Allora perché li chiamiamo dialetti?

C’è un altro punto di vista che osserviamo per catalogare le lingue, cioè quello sociolinguistico. Questo approccio tiene conto del modo in cui i parlanti percepiscono la propria lingua: la considerano la propria lingua madre? La usano in tutte le situazioni? La ritengono adatta ad esprimersi anche in un contesto formale o lavorativo? Se la risposta è no, ecco che quella lingua non viene più considerata “lingua”, ma dialetto.

È chiaro quindi che gli idiomi che citavo prima, come il piemontese, il napoletano ecc, se dal punto di vista tecnico non sono dialetti, lo sono dall’altro punto di vista: sono i parlanti a considerarli tali.

Perché invece, per esempio, il sardo e il friulano hanno ricevuto lo statuto di lingue? Non vengono usate nella comunicazione formale, non sono lingue letterarie, sono considerate secondarie rispetto all’italiano. Allora cosa cambia rispetto agli altri dialetti?

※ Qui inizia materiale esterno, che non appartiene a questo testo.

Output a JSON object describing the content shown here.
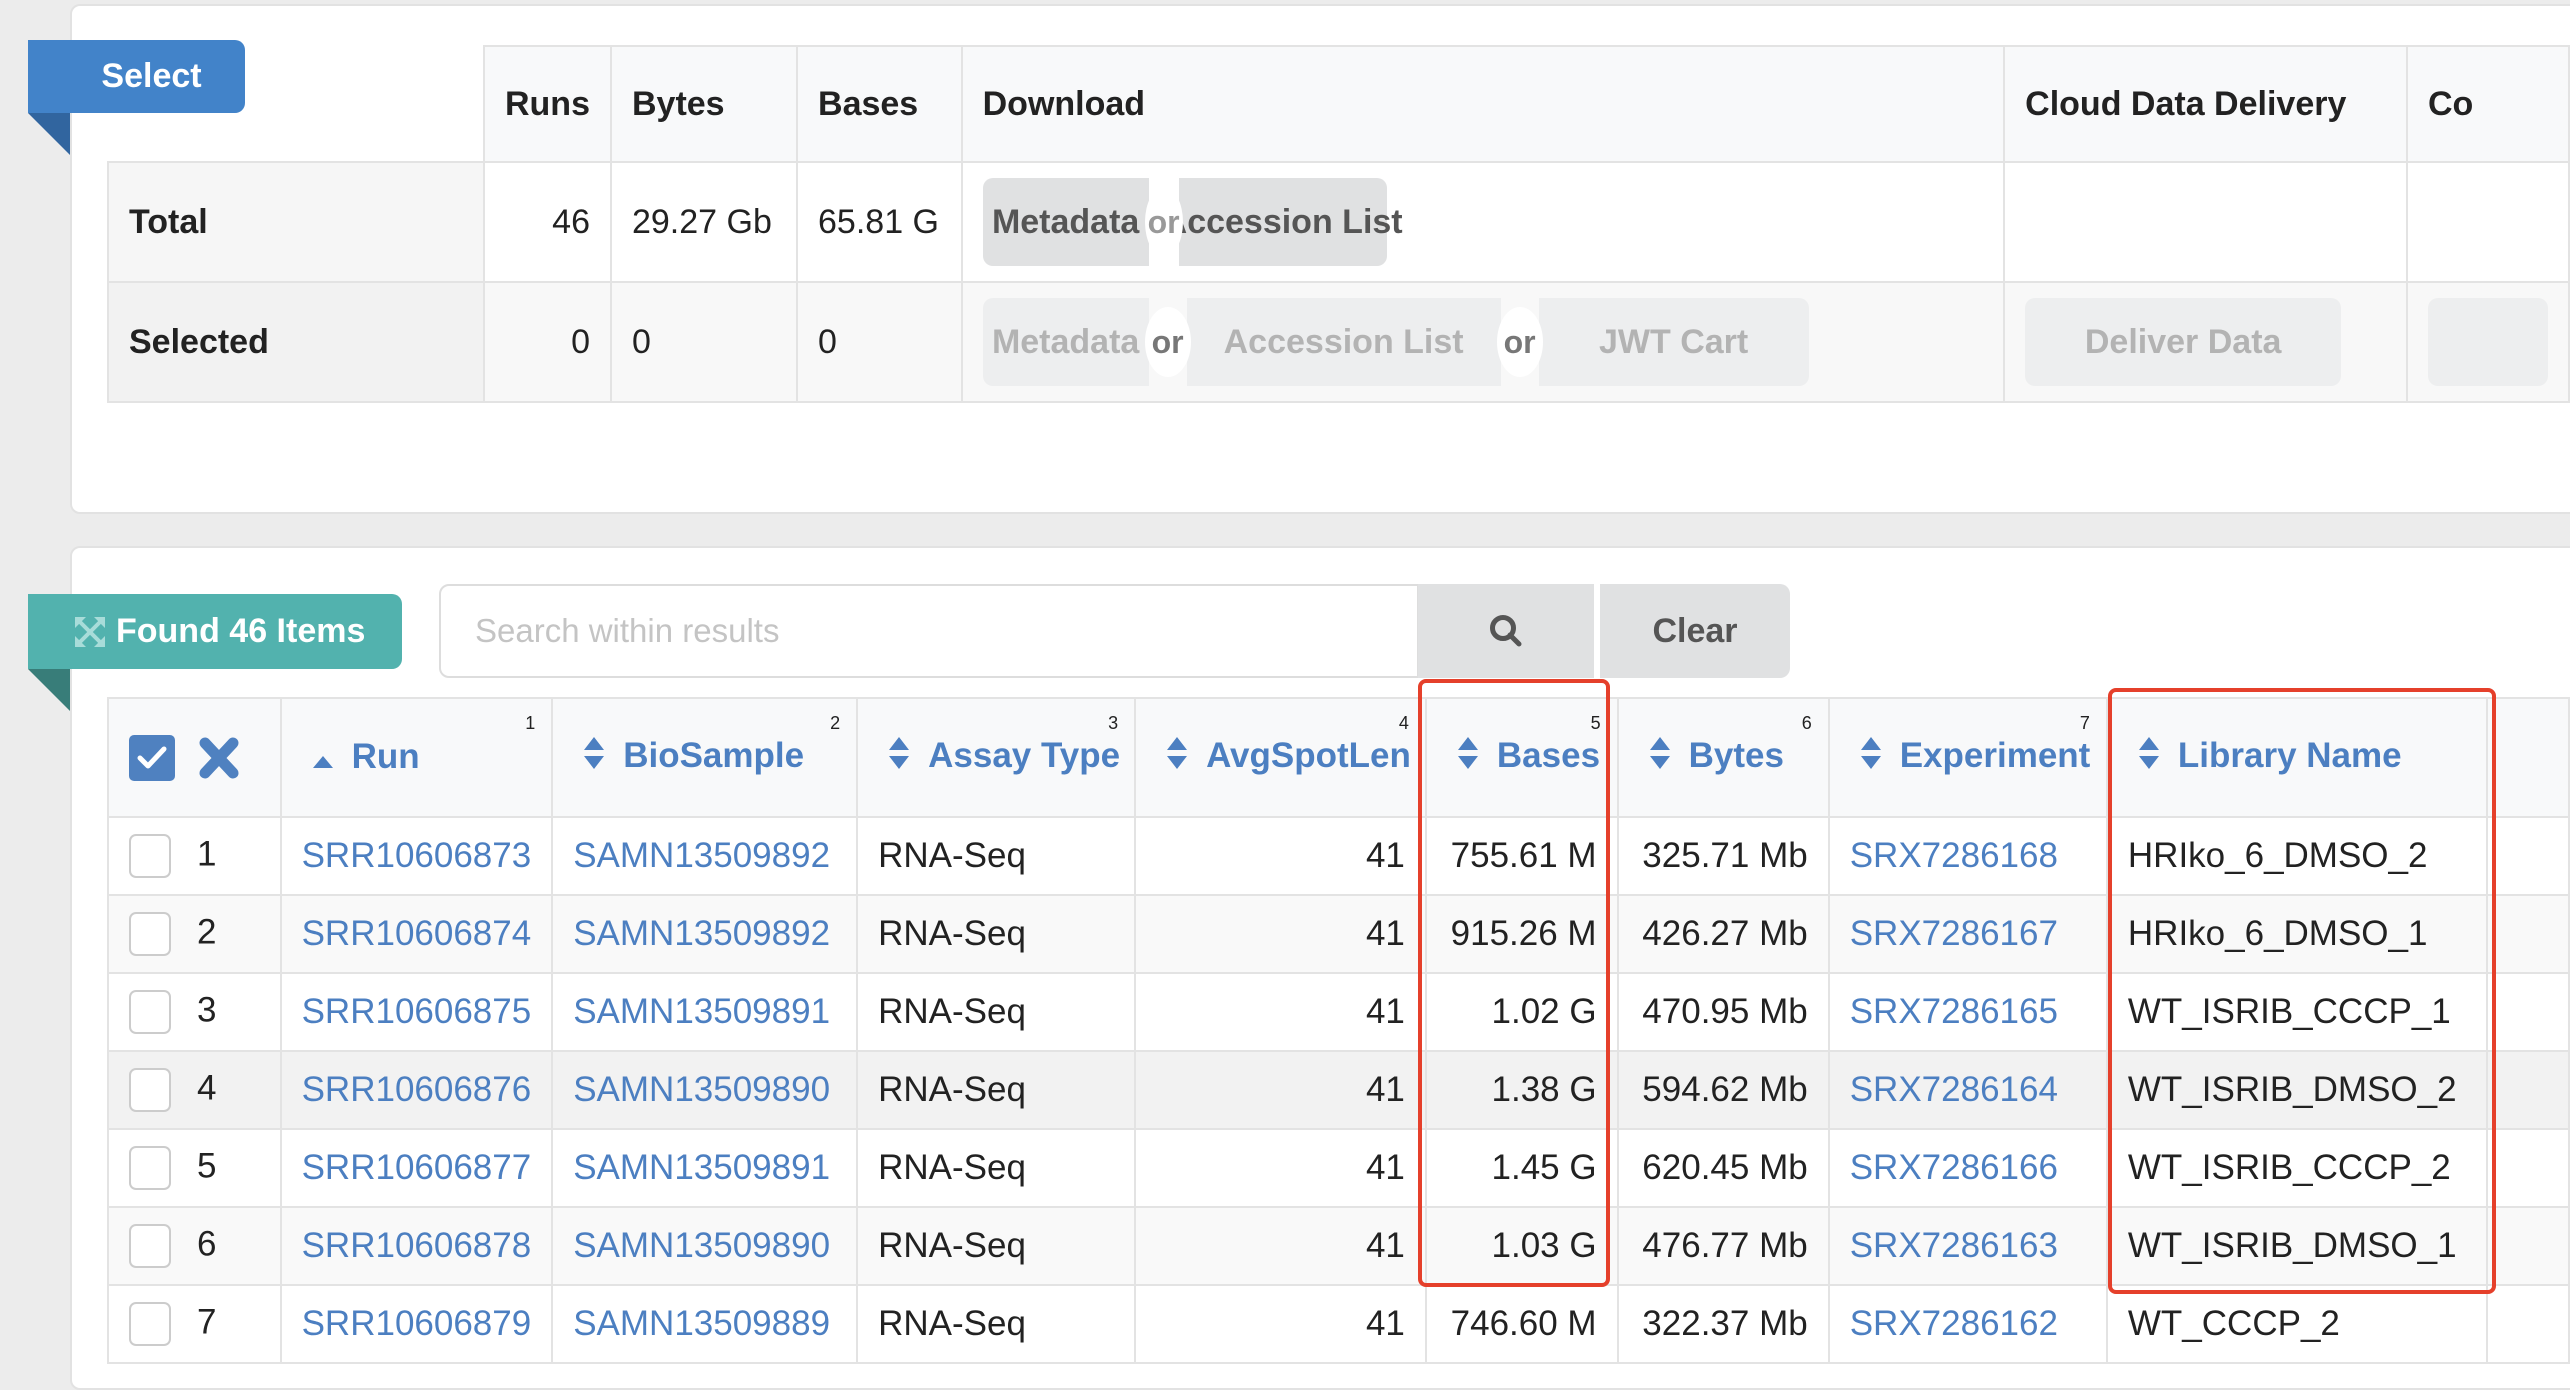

Prima di tutto c’è un motivo politico: il riconoscimento di lingua è l’esito di una battaglia culturale e legislativa che non tutte le Regioni hanno portato avanti.

Inoltre, un altro criterio per classificare le parlate è la presenza di una letteratura e di un linguaggio burocratico-legislativo: se quella parlata ha prodotto opere letterarie, leggi, documenti ufficiali, potrebbe “meritare” lo statuto di lingua.

E infine, l’ultimo criterio è quello dell’unicità di quella parlata: in parole povere, se quella parlata è l’unica rappresentante di un ramo di lingue sviluppatesi dal latino, oppure no. Lingue come il piemontese, ad esempio, sono varianti di un gruppo linguistico più grande, le lingue gallo-italiche. Il sardo e il friulano, invece, sono uniche.

Come vedete, i criteri a volte sono discutibili e non sono sicuramente sufficienti ad affermare che una lingua è superiore a un dialetto. Le lingue sono tutte uguali e vanno tutelate allo stesso modo!